Desses 10 embriões geneticamente modificados, apenas um desses evoluiu para uma gravidez e gerou um bezerro transgénico. Quando atingiu a maturidade, a equipa fez diversas tentativas para fertilizar a vaca geneticamente modificada, mas não teve sucesso.

Por fim, conseguiram fazer com que a vaca produzisse leite por meio de indução hormonal, usando um método atribuído ao especialista em reprodução animal Pietro Baruselli, da Universidade de São Paulo. O pouco leite que produziu durante um mês foi examinado em busca de proteínas específicas.

Os investigadores descobriram massas moleculares semelhantes à pró-insulina e insulina humana, que não estavam presentes no leite de vacas não transgênicas. Os resultados da pesquisa sugerem que as enzimas do leite de vaca podem ter convertido a pró-insulina humana em insulina.

"O nosso objetivo era produzir pró-insulina, purificá-la em insulina e começar a partir daí, mas a vaca basicamente realizou esse processo por si própria. A vaca produz cerca de três para um de insulina biologicamente ativa em pró-insulina", explica Wheeler, em comunicado.

"A mãe natureza desenhou a glândula mamária como uma fábrica para produzir proteína de forma realmente eficiente. Podemos tirar vantagem desse sistema e produzir uma proteína capaz de ajudar centenas de milhões de pessoas pelo mundo", adianta o investigador da Universidade de Illinois.

Solução para garantir o abastecimento mundial de insulina?

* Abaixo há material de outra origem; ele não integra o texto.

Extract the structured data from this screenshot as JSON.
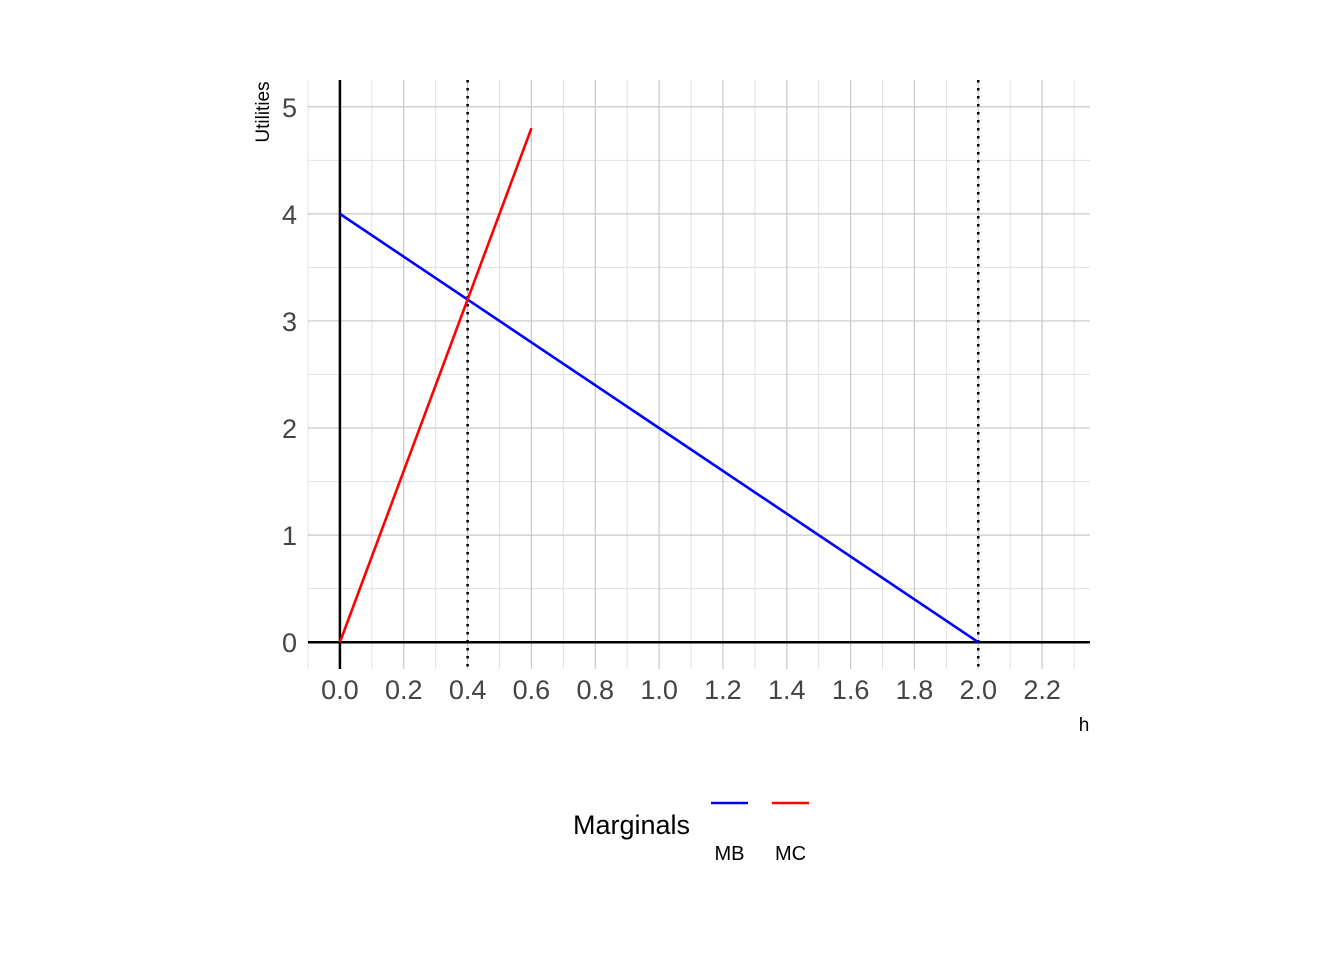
{
  "chart_data": {
    "type": "line",
    "title": "",
    "xlabel": "h",
    "ylabel": "Utilities",
    "xlim": [
      -0.1,
      2.35
    ],
    "ylim": [
      -0.25,
      5.25
    ],
    "x_ticks": [
      "0.0",
      "0.2",
      "0.4",
      "0.6",
      "0.8",
      "1.0",
      "1.2",
      "1.4",
      "1.6",
      "1.8",
      "2.0",
      "2.2"
    ],
    "y_ticks": [
      "0",
      "1",
      "2",
      "3",
      "4",
      "5"
    ],
    "grid": true,
    "series": [
      {
        "name": "MB",
        "color": "#0000ff",
        "x": [
          0,
          2
        ],
        "y": [
          4,
          0
        ]
      },
      {
        "name": "MC",
        "color": "#ff0000",
        "x": [
          0,
          0.6
        ],
        "y": [
          0,
          4.8
        ]
      }
    ],
    "vlines": [
      0.4,
      2.0
    ],
    "legend": {
      "title": "Marginals",
      "position": "bottom"
    }
  }
}
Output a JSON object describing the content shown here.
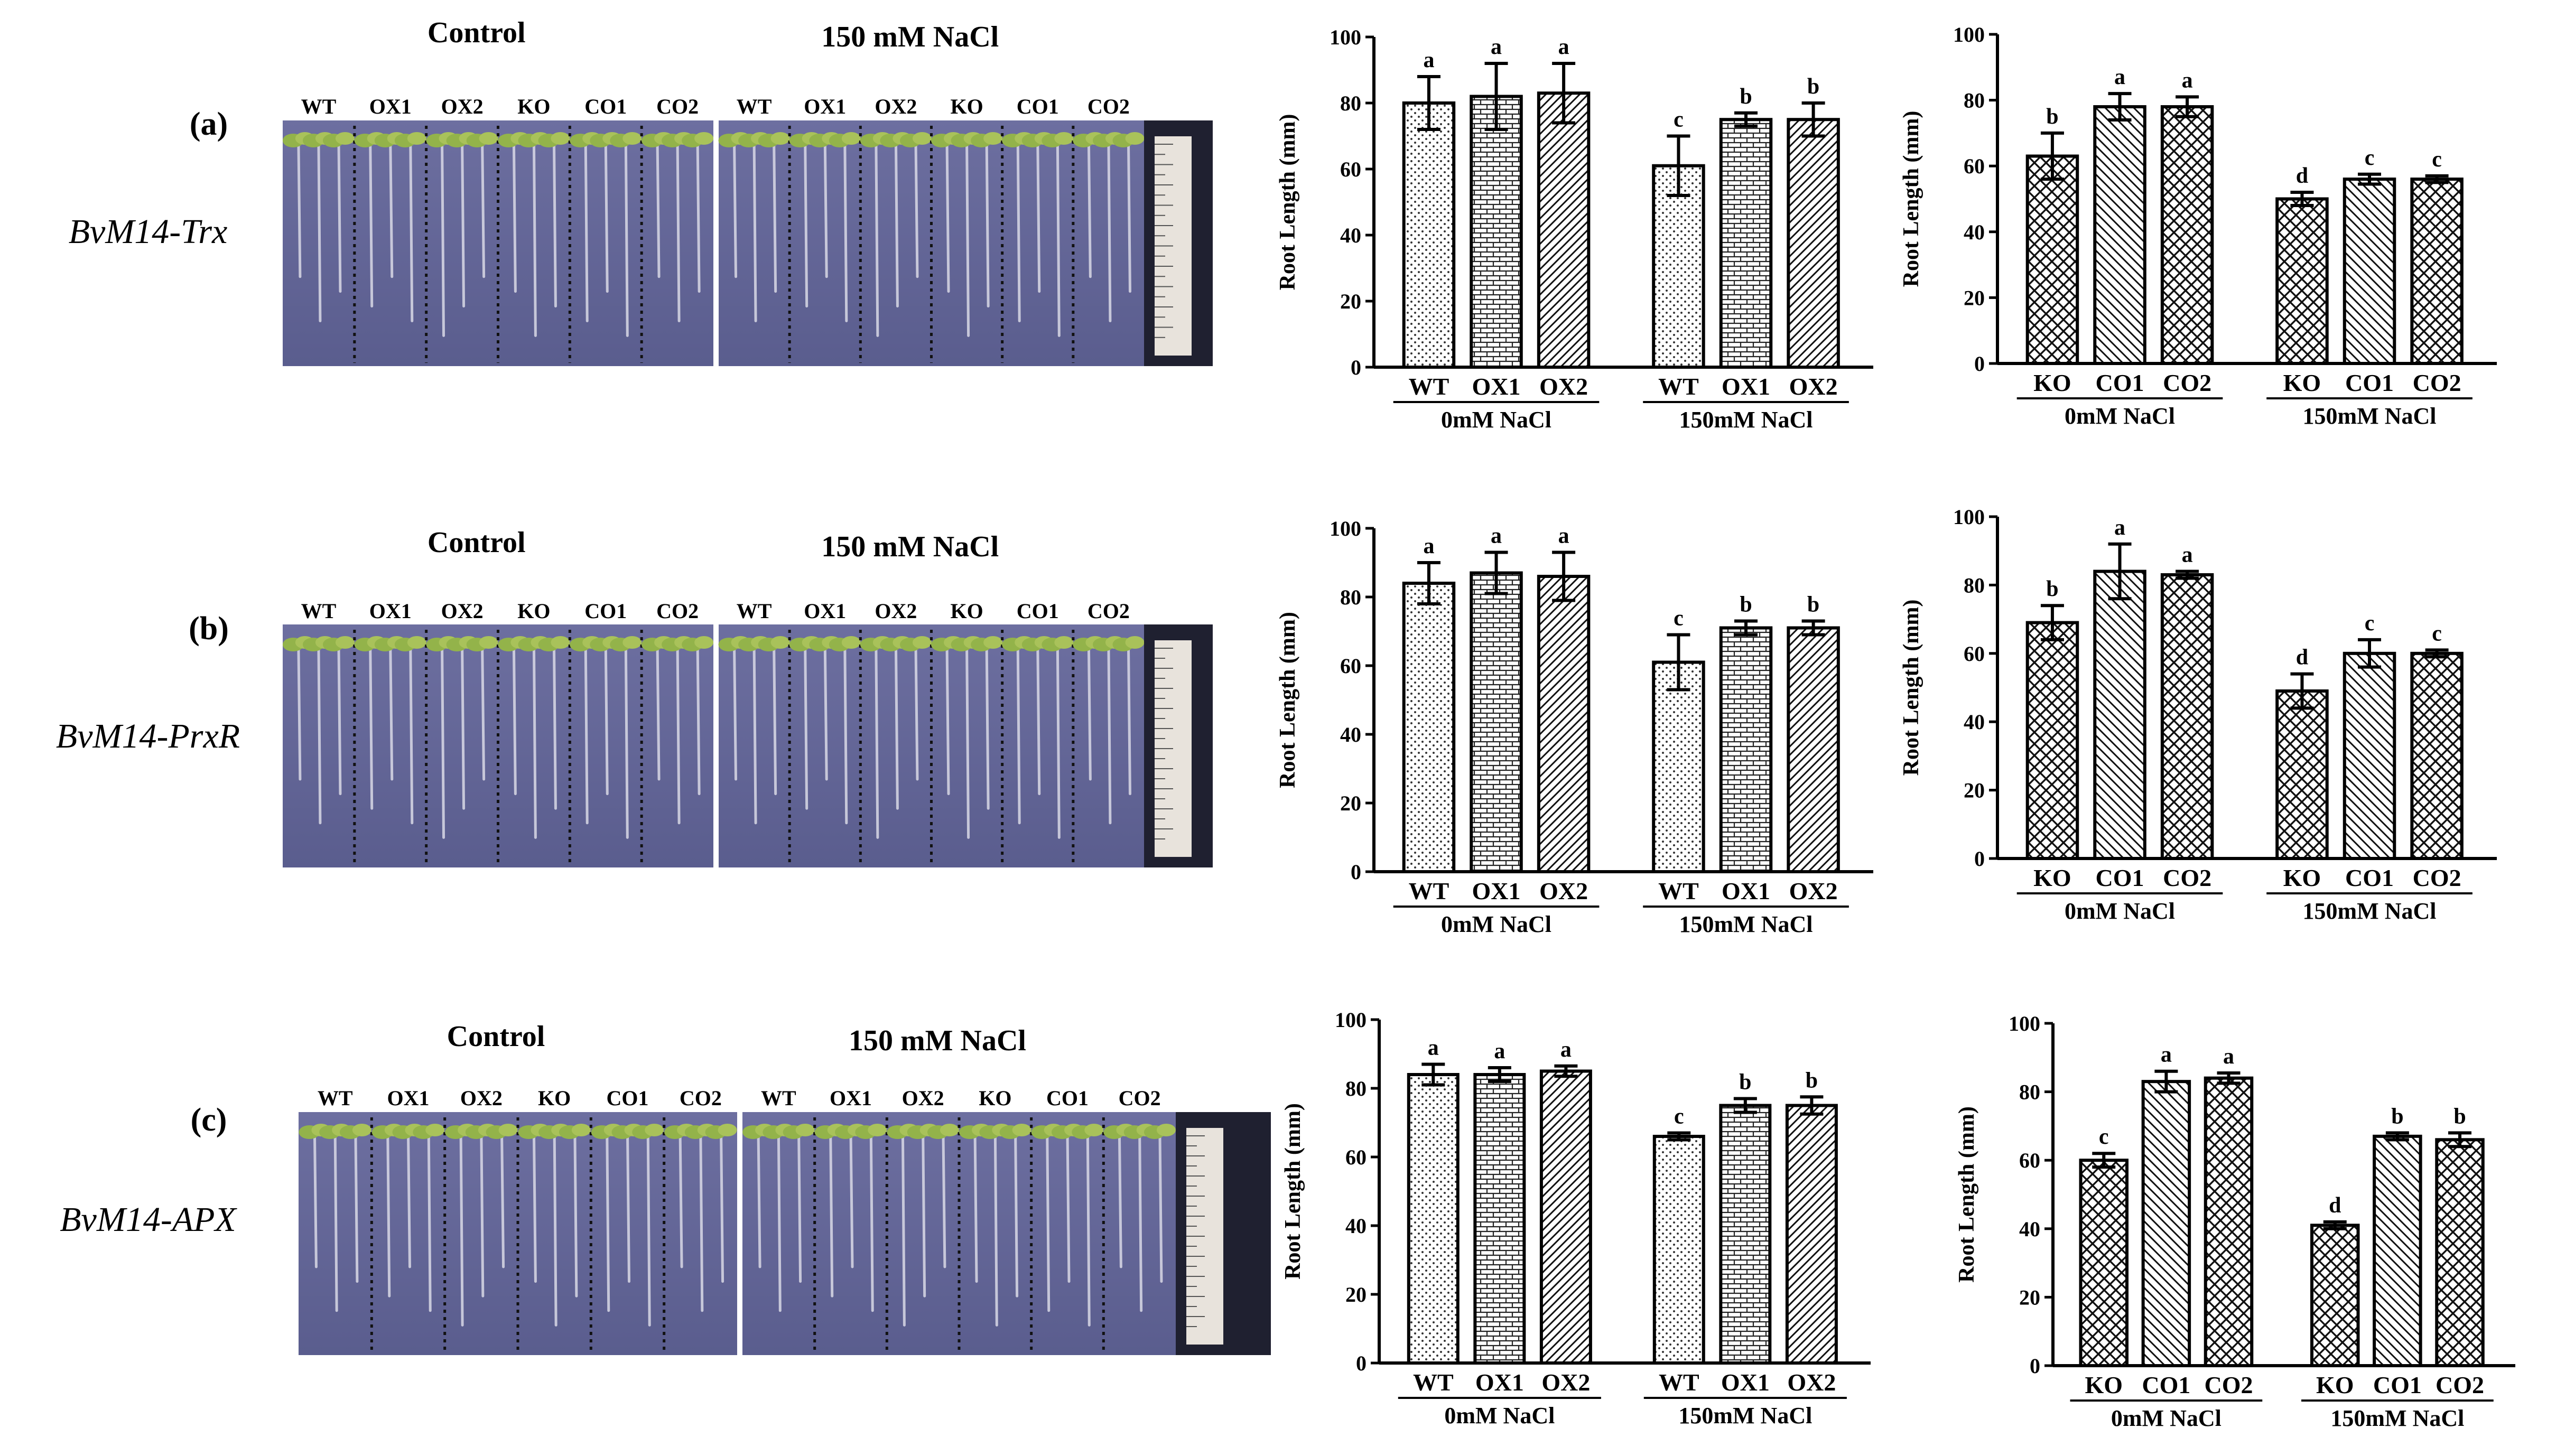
{
  "rows": [
    {
      "label": "(a)",
      "gene": "BvM14-Trx",
      "photo": {
        "control_label": "Control",
        "salt_label": "150 mM NaCl",
        "left_lines": [
          "WT",
          "OX1",
          "OX2",
          "KO",
          "CO1",
          "CO2"
        ],
        "right_lines": [
          "WT",
          "OX1",
          "OX2",
          "KO",
          "CO1",
          "CO2"
        ]
      }
    },
    {
      "label": "(b)",
      "gene": "BvM14-PrxR",
      "photo": {
        "control_label": "Control",
        "salt_label": "150 mM NaCl",
        "left_lines": [
          "WT",
          "OX1",
          "OX2",
          "KO",
          "CO1",
          "CO2"
        ],
        "right_lines": [
          "WT",
          "OX1",
          "OX2",
          "KO",
          "CO1",
          "CO2"
        ]
      }
    },
    {
      "label": "(c)",
      "gene": "BvM14-APX",
      "photo": {
        "control_label": "Control",
        "salt_label": "150 mM NaCl",
        "left_lines": [
          "WT",
          "OX1",
          "OX2",
          "KO",
          "CO1",
          "CO2"
        ],
        "right_lines": [
          "WT",
          "OX1",
          "OX2",
          "KO",
          "CO1",
          "CO2"
        ]
      }
    }
  ],
  "chart_data": [
    {
      "id": "a-ox",
      "type": "bar",
      "ylabel": "Root Length (mm)",
      "ylim": [
        0,
        100
      ],
      "yticks": [
        0,
        20,
        40,
        60,
        80,
        100
      ],
      "groups": [
        "0mM NaCl",
        "150mM NaCl"
      ],
      "categories": [
        "WT",
        "OX1",
        "OX2"
      ],
      "patterns": [
        "dots",
        "brick",
        "diag"
      ],
      "series": [
        {
          "name": "0mM NaCl",
          "values": [
            80,
            82,
            83
          ],
          "errors": [
            8,
            10,
            9
          ],
          "letters": [
            "a",
            "a",
            "a"
          ]
        },
        {
          "name": "150mM NaCl",
          "values": [
            61,
            75,
            75
          ],
          "errors": [
            9,
            2,
            5
          ],
          "letters": [
            "c",
            "b",
            "b"
          ]
        }
      ]
    },
    {
      "id": "a-ko",
      "type": "bar",
      "ylabel": "Root Length (mm)",
      "ylim": [
        0,
        100
      ],
      "yticks": [
        0,
        20,
        40,
        60,
        80,
        100
      ],
      "groups": [
        "0mM NaCl",
        "150mM NaCl"
      ],
      "categories": [
        "KO",
        "CO1",
        "CO2"
      ],
      "patterns": [
        "cross",
        "back",
        "cross"
      ],
      "series": [
        {
          "name": "0mM NaCl",
          "values": [
            63,
            78,
            78
          ],
          "errors": [
            7,
            4,
            3
          ],
          "letters": [
            "b",
            "a",
            "a"
          ]
        },
        {
          "name": "150mM NaCl",
          "values": [
            50,
            56,
            56
          ],
          "errors": [
            2,
            1.5,
            1
          ],
          "letters": [
            "d",
            "c",
            "c"
          ]
        }
      ]
    },
    {
      "id": "b-ox",
      "type": "bar",
      "ylabel": "Root Length (mm)",
      "ylim": [
        0,
        100
      ],
      "yticks": [
        0,
        20,
        40,
        60,
        80,
        100
      ],
      "groups": [
        "0mM NaCl",
        "150mM NaCl"
      ],
      "categories": [
        "WT",
        "OX1",
        "OX2"
      ],
      "patterns": [
        "dots",
        "brick",
        "diag"
      ],
      "series": [
        {
          "name": "0mM NaCl",
          "values": [
            84,
            87,
            86
          ],
          "errors": [
            6,
            6,
            7
          ],
          "letters": [
            "a",
            "a",
            "a"
          ]
        },
        {
          "name": "150mM NaCl",
          "values": [
            61,
            71,
            71
          ],
          "errors": [
            8,
            2,
            2
          ],
          "letters": [
            "c",
            "b",
            "b"
          ]
        }
      ]
    },
    {
      "id": "b-ko",
      "type": "bar",
      "ylabel": "Root Length (mm)",
      "ylim": [
        0,
        100
      ],
      "yticks": [
        0,
        20,
        40,
        60,
        80,
        100
      ],
      "groups": [
        "0mM NaCl",
        "150mM NaCl"
      ],
      "categories": [
        "KO",
        "CO1",
        "CO2"
      ],
      "patterns": [
        "cross",
        "back",
        "cross"
      ],
      "series": [
        {
          "name": "0mM NaCl",
          "values": [
            69,
            84,
            83
          ],
          "errors": [
            5,
            8,
            1
          ],
          "letters": [
            "b",
            "a",
            "a"
          ]
        },
        {
          "name": "150mM NaCl",
          "values": [
            49,
            60,
            60
          ],
          "errors": [
            5,
            4,
            1
          ],
          "letters": [
            "d",
            "c",
            "c"
          ]
        }
      ]
    },
    {
      "id": "c-ox",
      "type": "bar",
      "ylabel": "Root Length (mm)",
      "ylim": [
        0,
        100
      ],
      "yticks": [
        0,
        20,
        40,
        60,
        80,
        100
      ],
      "groups": [
        "0mM NaCl",
        "150mM NaCl"
      ],
      "categories": [
        "WT",
        "OX1",
        "OX2"
      ],
      "patterns": [
        "dots",
        "brick",
        "diag"
      ],
      "series": [
        {
          "name": "0mM NaCl",
          "values": [
            84,
            84,
            85
          ],
          "errors": [
            3,
            2,
            1.5
          ],
          "letters": [
            "a",
            "a",
            "a"
          ]
        },
        {
          "name": "150mM NaCl",
          "values": [
            66,
            75,
            75
          ],
          "errors": [
            1,
            2,
            2.5
          ],
          "letters": [
            "c",
            "b",
            "b"
          ]
        }
      ]
    },
    {
      "id": "c-ko",
      "type": "bar",
      "ylabel": "Root Length (mm)",
      "ylim": [
        0,
        100
      ],
      "yticks": [
        0,
        20,
        40,
        60,
        80,
        100
      ],
      "groups": [
        "0mM NaCl",
        "150mM NaCl"
      ],
      "categories": [
        "KO",
        "CO1",
        "CO2"
      ],
      "patterns": [
        "cross",
        "back",
        "cross"
      ],
      "series": [
        {
          "name": "0mM NaCl",
          "values": [
            60,
            83,
            84
          ],
          "errors": [
            2,
            3,
            1.5
          ],
          "letters": [
            "c",
            "a",
            "a"
          ]
        },
        {
          "name": "150mM NaCl",
          "values": [
            41,
            67,
            66
          ],
          "errors": [
            1,
            1,
            2
          ],
          "letters": [
            "d",
            "b",
            "b"
          ]
        }
      ]
    }
  ]
}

Uma unidade típica de insulina é 0,0347 miligramas, portanto, se, como sugere Wheeler, cada vaca pudesse produzir um grama de insulina por litro de leite, o resultado seria de mais de 28.800 unidades de insulina.

"Seriam necessárias instalações especializadas e de alto nível para a produção de gado, mas não é nada fora do comum para a indústria de laticínios bem estabelecida", refere Wheeler.

Perante estes resultados, o investigador norte-americano antevê "um futuro onde uma manada de 100 cabeças poderia produzir toda a insulina necessária para o país" e vai ainda mais longe, admitindo que "uma manada maior poderia produzir o abastecimento do mundo inteiro em um ano."